I
DZIECI JAKO ODBIORCY KOMUNIKATÓW REKLAMOWYCH - KILKA UWAG I PROPOZYCJI... 33
Patrick Davies i jego współpracownicy (2007, s. 242) w swoim artykule o urazach dzieci w superbohaterskich strojach piszą, że „dzieci mają wyjątkowe zdolności do czynienia sobie krzywdy i z pewnością znajdą w przyszłości nowe sposoby, by to zrobić”. Najpewniej każdy z rodziców przyjmie takie zdanie za pewnik. Davies podaje kilka interesujących przykładów — dziwnym zbiegiem okoliczności samych chłopców w wieku od 3 do 8 lat, ubranych w mniej lub bardziej kompletne stroje (w stosunku 4 do 1 wygrywa Spiderman nad Supermanem), ze wstrząśnieniem mózgu, połamanymi kończynami, utratą przytomności i innymi dolegliwościami doznanymi na skutek upadków z rozmaitej wysokości (do pierwszego piętra włącznie). Jak elegancko ujmują to autorzy, „powodem urazów było rozpoczęcie lotu bez zaplanowanej strategii lądowania” (tamże, s. 243). Na szczęście wszystkie upadki i będące ich następstwami wizyty w szpitalach zakończyły się bez trwałych konsekwencji.
Pozostaje jednak pytanie - co pcha (mniej lub bardziej dosłownie) do tego rodzaju prób? Czy częścią (a może większością) odpowiedzialności za takie pomysły można obarczyć przemysł reklamowy dający - zwłaszcza dzieciom — przekonanie o czarodziejskich właściwościach promowanych gadżetów i zabawek mogących działać wbrew prawom fizyki?

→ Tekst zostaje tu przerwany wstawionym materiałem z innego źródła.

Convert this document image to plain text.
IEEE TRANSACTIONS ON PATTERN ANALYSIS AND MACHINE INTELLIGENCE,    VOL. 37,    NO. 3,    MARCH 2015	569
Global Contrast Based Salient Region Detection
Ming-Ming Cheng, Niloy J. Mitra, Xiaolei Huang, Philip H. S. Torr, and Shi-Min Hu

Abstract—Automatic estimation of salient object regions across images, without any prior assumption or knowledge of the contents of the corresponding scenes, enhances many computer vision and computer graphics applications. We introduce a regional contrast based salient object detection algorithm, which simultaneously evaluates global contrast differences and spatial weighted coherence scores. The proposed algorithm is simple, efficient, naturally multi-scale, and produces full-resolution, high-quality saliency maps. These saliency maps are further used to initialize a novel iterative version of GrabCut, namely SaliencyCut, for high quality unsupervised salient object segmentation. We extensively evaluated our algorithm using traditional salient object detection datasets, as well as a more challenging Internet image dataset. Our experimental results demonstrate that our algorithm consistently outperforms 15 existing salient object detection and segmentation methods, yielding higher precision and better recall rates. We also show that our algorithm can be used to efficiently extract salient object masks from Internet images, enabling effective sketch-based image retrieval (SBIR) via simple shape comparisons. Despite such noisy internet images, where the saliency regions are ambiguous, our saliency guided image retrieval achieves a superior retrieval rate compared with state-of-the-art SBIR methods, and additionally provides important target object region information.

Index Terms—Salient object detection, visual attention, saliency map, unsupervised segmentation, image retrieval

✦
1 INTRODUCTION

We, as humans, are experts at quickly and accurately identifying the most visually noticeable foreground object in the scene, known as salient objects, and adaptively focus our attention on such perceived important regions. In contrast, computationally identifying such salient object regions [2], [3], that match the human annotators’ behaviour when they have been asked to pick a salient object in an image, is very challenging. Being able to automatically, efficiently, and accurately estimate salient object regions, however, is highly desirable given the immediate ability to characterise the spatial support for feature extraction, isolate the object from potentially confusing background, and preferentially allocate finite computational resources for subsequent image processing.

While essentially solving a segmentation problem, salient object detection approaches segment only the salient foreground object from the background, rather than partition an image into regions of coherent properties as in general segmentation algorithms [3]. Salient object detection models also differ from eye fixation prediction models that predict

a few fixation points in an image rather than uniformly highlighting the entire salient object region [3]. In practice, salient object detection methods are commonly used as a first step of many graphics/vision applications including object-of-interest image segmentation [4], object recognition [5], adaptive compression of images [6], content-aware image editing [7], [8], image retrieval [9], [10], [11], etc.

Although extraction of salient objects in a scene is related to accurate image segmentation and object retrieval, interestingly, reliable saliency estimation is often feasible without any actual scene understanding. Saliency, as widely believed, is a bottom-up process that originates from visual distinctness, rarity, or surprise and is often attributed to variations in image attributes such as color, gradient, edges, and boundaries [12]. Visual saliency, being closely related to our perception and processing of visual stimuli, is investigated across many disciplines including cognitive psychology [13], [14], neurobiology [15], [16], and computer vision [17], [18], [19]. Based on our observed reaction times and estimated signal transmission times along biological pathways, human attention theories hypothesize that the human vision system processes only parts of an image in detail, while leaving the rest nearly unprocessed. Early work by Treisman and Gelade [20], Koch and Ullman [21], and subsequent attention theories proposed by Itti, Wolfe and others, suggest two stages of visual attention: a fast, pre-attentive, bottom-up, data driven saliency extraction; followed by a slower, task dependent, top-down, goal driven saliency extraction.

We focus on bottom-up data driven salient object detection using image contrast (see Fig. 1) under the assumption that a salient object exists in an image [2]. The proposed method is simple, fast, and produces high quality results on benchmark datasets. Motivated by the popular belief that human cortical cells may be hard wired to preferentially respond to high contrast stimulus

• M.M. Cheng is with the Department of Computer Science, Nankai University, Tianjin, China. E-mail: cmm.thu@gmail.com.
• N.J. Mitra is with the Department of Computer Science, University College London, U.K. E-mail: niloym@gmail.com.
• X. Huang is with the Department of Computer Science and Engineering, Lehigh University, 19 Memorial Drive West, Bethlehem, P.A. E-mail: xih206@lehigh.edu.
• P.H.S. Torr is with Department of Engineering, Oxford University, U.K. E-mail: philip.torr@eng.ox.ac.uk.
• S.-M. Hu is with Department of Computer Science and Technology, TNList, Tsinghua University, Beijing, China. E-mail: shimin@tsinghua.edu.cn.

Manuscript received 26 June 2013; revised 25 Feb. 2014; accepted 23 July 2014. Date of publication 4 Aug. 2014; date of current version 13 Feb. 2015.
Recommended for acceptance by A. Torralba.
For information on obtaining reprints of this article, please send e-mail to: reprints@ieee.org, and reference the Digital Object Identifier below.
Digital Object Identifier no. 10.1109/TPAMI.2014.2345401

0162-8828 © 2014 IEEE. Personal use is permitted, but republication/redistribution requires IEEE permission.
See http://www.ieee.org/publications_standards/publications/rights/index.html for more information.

Samo słowo „reklama” ma swoje źródło w łacińskim clamo - ‘krzyczę’. Istotnie -współczesna reklama, nie tylko ta skierowana do dzieci, ma pewne cechy krzyku. Po pierwsze, można ją nazwać totalną, bo otacza nas z każdej strony, atakując praktycznie wszystkie zmysły: wzroku - poprzez bilbordy, citylighty, balony reklamowe, nadruki na chodnikach (co sprawia, że właściwie jesteśmy w całym naszym polu widzenia otoczeni komunikatami reklamowymi): słuchu - poprzez spoty reklamowe w radiu, samochody z głośnikami ogłaszającymi promocje, mówiących do przechodniów młodych ludzi rozdających ulotki; smaku - w różnorakich degustacjach odbywających się już nie tylko w centrach handlowych, lecz także np. w aptekach (różnorakie pastylki miętowe). Są i reklamy odwołujące się do zapachu - tu warto wymienić tzw. aromamarketing polegający na rozpylaniu przyjemnych zapachów mających pobudzić nas do zakupów (m.in. zapach świeżego pieczywa w supermarketach). Wszystko to sprawia, że współczesny człowiek żyje w świecie wypełnionym reklamami - w zależności od danych badań szacuje się, że może to być nawet do 5-10 tys. komunikatów reklamowych w ciągu doby (Rosen, 2009). W dokładnie tym samym wypełnionym reklamą środowisku dorastają dzieci. Jakkolwiek w Polsce podejmuje się pewne działania mające ograniczyć wpływ reklamy na najmłodszych, to wydają się one mało skuteczne. Ustawa o radiofonii i telewizji w artykule 16b, punkt 2., precyzuje:
„Zakazane jest nadawanie reklam:
1) nawołujących bezpośrednio małoletnich do nabywania produktów lub usług;
2) zachęcających małoletnich do wywierania presji na rodziców lub inne osoby w celu skłonienia ich do zakupu reklamowanych produktów lub usług;
3) wykorzystujących zaufanie małoletnich, jakie pokładają oni w rodzicach, nauczycielach i innych osobach;
4) w nieuzasadniony sposób ukazujących małoletnich w niebezpiecznych sytuacjach;
5) oddziałujących w sposób ukryty na podświadomość”.